Cuántas
veces habré pensado en decirte lo que siento, para acabar sin poder tomar ni un
solo suspiro de valor y hacerlo.
Cuántas
veces habré pensado en cómo decírtelo: ¿Simple y en un triste mensaje de móvil?
¿En una carta? ¿O mejor me armo de valor y te suelto todo, de sopetón en la
cara?
Cuántas
veces habré calculado con cada punto y aparte tu abanico de respuestas y las
repercusiones que cada una de estas podría tener sobre mi vida.
Cuántas
veces he echado un pie para delante y he dicho: ¡Hoy es el día!, para al final
caerme, y caerme desde más alto.
Cuántas
veces he decidido que la mejor opción era olvidarte y pasar página, para que al
final un soplido de aire viniese y me abriese otra vez el libro de nuestra
historia por la primera cara.
Cuántas
veces he dicho: ¡Por fin lo olvidé!, y al final un sueño o un hecho espontáneo
me han hecho tragarme mis propias palabras sin tan siquiera un vaso de agua.
Cuántas
veces me he sentido orgulloso de tus logros y he sufrido con tus baches sin tú
tan siquiera saberlo.
Cuántas
noches he pasado en vela, con insomnio, por el dolor que me producía cerrar los
ojos y no ver más que tu rostro.
Cuántas
clases he pasado en babia, pensando en ti, y cuántas preguntas he recibido en
estas para las cuales sólo he tenido tres respuestas plausibles: Tu nombre, tus
apellidos, y el número de lunares que te había conseguido ver en el cuerpo.
Cuántos
polvos habré arruinado porque los labios que no han sido tuyos nunca me han
sabido del todo bien.

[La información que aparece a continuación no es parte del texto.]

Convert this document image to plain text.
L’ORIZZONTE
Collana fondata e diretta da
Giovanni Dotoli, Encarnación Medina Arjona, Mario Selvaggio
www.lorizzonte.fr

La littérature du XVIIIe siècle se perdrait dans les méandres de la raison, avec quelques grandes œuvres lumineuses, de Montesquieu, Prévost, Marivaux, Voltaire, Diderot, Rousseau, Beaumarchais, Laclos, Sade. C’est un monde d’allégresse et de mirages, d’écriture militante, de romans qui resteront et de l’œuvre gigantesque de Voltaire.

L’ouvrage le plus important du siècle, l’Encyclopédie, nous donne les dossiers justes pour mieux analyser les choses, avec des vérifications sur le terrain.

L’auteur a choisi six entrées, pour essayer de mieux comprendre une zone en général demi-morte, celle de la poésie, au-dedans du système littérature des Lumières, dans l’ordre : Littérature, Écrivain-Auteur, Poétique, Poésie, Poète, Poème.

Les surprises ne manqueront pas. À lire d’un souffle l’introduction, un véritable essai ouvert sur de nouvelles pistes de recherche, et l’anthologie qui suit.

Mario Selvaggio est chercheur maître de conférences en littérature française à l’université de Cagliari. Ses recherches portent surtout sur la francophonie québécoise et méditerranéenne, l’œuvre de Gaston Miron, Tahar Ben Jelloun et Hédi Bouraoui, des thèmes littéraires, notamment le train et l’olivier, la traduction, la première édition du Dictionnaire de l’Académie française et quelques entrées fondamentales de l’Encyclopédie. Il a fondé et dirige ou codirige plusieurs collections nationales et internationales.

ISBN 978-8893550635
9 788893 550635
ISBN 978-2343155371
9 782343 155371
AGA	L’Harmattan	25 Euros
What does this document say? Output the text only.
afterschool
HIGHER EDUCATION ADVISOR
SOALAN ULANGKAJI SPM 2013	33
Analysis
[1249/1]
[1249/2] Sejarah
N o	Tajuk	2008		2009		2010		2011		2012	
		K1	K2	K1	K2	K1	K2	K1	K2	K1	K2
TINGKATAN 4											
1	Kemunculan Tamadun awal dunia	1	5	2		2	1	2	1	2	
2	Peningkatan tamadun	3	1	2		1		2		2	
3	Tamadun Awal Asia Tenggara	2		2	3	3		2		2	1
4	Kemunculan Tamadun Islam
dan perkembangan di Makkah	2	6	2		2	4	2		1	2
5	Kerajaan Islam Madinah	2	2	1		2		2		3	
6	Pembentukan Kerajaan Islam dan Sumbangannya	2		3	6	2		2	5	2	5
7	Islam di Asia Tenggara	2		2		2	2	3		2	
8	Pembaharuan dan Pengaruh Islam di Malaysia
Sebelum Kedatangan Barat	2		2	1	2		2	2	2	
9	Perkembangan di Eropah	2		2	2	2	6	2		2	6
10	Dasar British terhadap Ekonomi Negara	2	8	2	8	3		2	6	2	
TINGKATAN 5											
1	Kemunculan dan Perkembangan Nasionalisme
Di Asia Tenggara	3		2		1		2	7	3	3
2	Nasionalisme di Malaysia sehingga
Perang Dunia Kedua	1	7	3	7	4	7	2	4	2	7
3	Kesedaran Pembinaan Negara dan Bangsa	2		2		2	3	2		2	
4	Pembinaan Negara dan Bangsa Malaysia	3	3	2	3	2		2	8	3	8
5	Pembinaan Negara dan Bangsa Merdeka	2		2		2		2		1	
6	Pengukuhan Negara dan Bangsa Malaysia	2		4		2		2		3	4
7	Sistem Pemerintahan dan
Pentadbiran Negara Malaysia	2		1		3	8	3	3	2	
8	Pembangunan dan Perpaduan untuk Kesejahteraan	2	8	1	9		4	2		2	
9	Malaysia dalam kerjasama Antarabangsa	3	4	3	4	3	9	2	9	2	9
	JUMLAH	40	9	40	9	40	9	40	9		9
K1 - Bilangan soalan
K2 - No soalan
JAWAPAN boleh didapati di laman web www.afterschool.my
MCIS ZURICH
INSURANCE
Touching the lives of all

De cuántas personas habré huido, que me amaban, pero que
no eran como tú.
Cuántas
veces nos habré imaginado besándonos, caminando por el parque, bailando en una
fiesta o emborrachándonos…
Cuántos
sueños, cuántas lágrimas…
No, no
es momento, hoy ni nunca, de huir del amor. Porque aunque nos podamos hacer los
duros, aunque pensemos que no importa y que habrá más, el amor de verdad te
perseguirá, te ahogará y te hará imposible vivir hasta que intentes o hagas lo
correcto.
¿Habrá
más? ¿Hay sólo uno? La verdad es que no lo sé, debe haber más, pero la vida es un
suspiro, y no podemos desaprovechar el aquí y el ahora.
Echarle
un par de cojones, no tengáis miedo, y
luchad: contra viento y marea, contra gigantes y enanos, contra vuestras
propias incertidumbres, y si hace falta, contra vosotros mismos.